Densho Digital Archive
National Japanese American Historical Society Collection
Title: Takashi Matsui Interview
Narrator: Takashi Matsui
Interviewer: Marvin Uratsu
Location: Seattle, Washington
Date: December 12, 1997
Densho ID: denshovh-mtakashi-02-0021

<Begin Segment 21>

MU: And were you... well, let's talk first about going to Fukuoka. You did you see your rela-, father and mother, no, father, I guess. Your mother was gone by then.

TM: Well, I had stepmother.

MU: Oh, you did? Okay.

TM: I went as far as the Kokura station, and it was toward evening, and the stationmaster came and said there was no more Allied personnel car -- not a train, but a car -- available going down that part of Kyushu, so the question was, the choice was whether I would take a regular car with the Japanese, mixed with the Japanese, or wait 'til the following morning. And I said, "No, I'd like to go right now." So they, stationmaster, imagine stationmaster came out and said, "All right, then we'll give you a seat." In fact, he gave me four seats, you know, they face each other like this. Then four people can sit. And outside of the window, they said, "This is exclusively for occupation forces," he wrote down in chalk. And then in the meantime, he told his staff to telephone the station where my father was living, and go to my father's place and tell him that I'm coming, arriving at certain time. And of course, he was waiting.
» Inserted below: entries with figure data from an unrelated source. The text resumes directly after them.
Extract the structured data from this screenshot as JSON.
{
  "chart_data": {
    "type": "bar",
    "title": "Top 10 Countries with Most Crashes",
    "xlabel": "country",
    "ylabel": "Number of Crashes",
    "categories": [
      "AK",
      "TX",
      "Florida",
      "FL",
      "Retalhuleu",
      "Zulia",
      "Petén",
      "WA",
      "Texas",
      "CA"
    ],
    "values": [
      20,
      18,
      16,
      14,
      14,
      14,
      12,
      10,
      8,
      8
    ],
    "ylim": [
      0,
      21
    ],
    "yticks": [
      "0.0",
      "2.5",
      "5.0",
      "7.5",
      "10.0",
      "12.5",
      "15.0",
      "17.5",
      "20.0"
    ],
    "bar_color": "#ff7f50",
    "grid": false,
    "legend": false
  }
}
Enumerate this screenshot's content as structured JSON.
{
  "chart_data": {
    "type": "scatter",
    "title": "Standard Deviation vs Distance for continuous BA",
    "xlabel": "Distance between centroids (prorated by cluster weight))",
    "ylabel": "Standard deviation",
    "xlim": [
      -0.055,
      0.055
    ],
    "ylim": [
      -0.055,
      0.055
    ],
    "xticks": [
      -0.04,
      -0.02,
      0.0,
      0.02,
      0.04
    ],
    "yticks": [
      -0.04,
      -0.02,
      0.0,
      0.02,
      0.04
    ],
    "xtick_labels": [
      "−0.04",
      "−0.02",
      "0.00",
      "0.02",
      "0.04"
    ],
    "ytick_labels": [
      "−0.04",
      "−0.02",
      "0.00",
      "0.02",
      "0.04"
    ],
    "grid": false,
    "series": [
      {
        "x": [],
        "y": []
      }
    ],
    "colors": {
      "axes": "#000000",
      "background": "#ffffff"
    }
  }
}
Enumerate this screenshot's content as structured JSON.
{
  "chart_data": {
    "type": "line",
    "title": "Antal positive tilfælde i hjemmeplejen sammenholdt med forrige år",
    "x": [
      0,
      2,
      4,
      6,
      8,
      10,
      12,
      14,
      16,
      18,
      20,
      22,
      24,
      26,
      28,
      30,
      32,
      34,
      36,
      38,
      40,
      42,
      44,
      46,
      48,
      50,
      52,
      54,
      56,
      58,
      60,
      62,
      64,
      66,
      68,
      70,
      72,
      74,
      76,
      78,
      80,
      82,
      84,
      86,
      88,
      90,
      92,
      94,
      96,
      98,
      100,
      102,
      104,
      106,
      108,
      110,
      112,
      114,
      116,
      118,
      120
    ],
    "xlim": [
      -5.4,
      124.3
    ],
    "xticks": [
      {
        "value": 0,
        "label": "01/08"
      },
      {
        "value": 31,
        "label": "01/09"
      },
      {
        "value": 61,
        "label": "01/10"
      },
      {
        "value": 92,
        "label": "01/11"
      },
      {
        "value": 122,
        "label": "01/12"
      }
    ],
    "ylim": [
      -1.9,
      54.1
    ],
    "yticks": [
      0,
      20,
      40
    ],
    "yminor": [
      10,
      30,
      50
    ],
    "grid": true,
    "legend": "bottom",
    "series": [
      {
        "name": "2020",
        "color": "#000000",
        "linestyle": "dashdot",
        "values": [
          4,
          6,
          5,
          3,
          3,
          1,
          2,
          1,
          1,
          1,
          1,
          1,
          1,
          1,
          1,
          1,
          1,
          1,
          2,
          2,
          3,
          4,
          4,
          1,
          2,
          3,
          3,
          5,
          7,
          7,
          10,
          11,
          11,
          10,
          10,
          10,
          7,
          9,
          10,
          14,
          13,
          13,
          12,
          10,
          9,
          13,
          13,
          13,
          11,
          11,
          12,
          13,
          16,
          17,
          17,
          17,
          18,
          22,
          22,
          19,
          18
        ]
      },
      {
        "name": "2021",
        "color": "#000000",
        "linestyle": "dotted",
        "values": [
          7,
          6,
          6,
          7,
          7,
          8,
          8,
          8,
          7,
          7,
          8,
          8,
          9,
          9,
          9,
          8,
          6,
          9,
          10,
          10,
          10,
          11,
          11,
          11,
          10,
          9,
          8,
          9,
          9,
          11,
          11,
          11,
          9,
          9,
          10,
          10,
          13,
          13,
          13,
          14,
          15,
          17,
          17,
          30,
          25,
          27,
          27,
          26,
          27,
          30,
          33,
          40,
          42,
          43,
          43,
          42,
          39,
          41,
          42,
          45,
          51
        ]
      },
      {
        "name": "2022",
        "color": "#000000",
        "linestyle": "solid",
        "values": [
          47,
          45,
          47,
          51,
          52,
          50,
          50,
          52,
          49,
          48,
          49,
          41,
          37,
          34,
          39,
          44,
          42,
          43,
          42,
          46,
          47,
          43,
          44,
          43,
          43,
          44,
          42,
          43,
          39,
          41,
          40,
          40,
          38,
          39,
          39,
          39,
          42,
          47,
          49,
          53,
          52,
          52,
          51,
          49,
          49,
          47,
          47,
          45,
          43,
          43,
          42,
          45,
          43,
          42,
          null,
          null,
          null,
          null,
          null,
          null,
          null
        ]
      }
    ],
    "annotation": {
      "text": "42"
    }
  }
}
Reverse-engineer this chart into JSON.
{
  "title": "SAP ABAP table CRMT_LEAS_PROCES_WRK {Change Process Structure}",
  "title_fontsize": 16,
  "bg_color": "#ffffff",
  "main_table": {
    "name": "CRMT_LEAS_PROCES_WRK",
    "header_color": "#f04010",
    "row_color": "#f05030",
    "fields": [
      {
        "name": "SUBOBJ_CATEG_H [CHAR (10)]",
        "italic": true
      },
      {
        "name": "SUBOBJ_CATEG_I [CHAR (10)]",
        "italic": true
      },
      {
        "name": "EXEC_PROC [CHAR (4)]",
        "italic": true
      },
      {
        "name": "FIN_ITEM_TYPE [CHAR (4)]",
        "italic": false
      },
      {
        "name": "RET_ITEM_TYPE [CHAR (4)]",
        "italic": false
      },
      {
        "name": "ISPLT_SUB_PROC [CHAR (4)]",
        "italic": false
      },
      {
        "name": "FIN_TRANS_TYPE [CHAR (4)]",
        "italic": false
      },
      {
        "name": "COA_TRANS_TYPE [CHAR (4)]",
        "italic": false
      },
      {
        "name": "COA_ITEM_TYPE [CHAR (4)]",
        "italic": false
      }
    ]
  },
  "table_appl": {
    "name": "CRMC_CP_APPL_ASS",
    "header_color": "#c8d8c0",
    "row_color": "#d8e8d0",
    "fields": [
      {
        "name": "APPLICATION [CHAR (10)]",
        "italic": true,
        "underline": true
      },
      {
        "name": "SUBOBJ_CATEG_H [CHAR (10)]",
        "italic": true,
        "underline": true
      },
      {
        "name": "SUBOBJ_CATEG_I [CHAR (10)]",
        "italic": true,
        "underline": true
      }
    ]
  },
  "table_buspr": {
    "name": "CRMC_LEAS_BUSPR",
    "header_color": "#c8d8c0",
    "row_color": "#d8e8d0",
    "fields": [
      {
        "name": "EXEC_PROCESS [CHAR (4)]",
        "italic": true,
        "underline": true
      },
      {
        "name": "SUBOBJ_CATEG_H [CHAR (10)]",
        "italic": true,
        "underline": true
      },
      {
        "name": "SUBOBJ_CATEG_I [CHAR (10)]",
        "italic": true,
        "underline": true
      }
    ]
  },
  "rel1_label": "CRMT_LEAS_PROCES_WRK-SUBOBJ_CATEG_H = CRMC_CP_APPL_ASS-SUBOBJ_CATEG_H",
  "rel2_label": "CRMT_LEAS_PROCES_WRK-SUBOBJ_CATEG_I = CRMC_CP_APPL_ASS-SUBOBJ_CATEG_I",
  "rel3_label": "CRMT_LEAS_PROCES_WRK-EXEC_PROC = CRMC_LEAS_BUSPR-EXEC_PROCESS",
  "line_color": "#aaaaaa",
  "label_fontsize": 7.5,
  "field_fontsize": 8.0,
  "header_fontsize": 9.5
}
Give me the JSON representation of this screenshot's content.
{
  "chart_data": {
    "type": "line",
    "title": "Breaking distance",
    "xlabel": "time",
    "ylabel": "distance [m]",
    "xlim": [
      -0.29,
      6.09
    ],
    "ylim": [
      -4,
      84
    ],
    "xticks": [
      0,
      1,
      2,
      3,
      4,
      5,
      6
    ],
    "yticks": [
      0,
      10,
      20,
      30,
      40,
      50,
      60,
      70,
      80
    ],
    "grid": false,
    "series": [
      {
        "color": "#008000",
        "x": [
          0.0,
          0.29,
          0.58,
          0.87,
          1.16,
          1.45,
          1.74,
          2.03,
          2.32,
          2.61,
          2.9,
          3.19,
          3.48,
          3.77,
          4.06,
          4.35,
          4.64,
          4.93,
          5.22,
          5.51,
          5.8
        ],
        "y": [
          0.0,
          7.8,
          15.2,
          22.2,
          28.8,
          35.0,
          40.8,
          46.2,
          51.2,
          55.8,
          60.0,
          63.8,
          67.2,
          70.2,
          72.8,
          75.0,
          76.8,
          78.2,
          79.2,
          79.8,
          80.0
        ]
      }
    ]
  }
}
But I got into a really congested car, and everybody was looking at me in a funny way, because I had four seats to myself. And everybody was standing, and I felt kind of bad. Of course, I was in uniform, so I asked a obaachan, elderly lady closest to me, I said, "Please sit down." And she said, "No, no." Then I asked an old man, "Please sit down." He said, "No." So I said, "Well, I was born and brought up not too far from here, and I happened to go to America when I was young, and I came back, and so I'm going to see my folks. So please sit down." And one obaachan sat down. And after she sat down, everybody came to sit down. [Laughs] Asking me, asking me where I was, what I did, and where I was brought up and all that. And so they were kind of amused, strange to see same kind as them in different uniform. But the train took about fifteen minutes to get to the station, so I didn't have too much time to talk with them.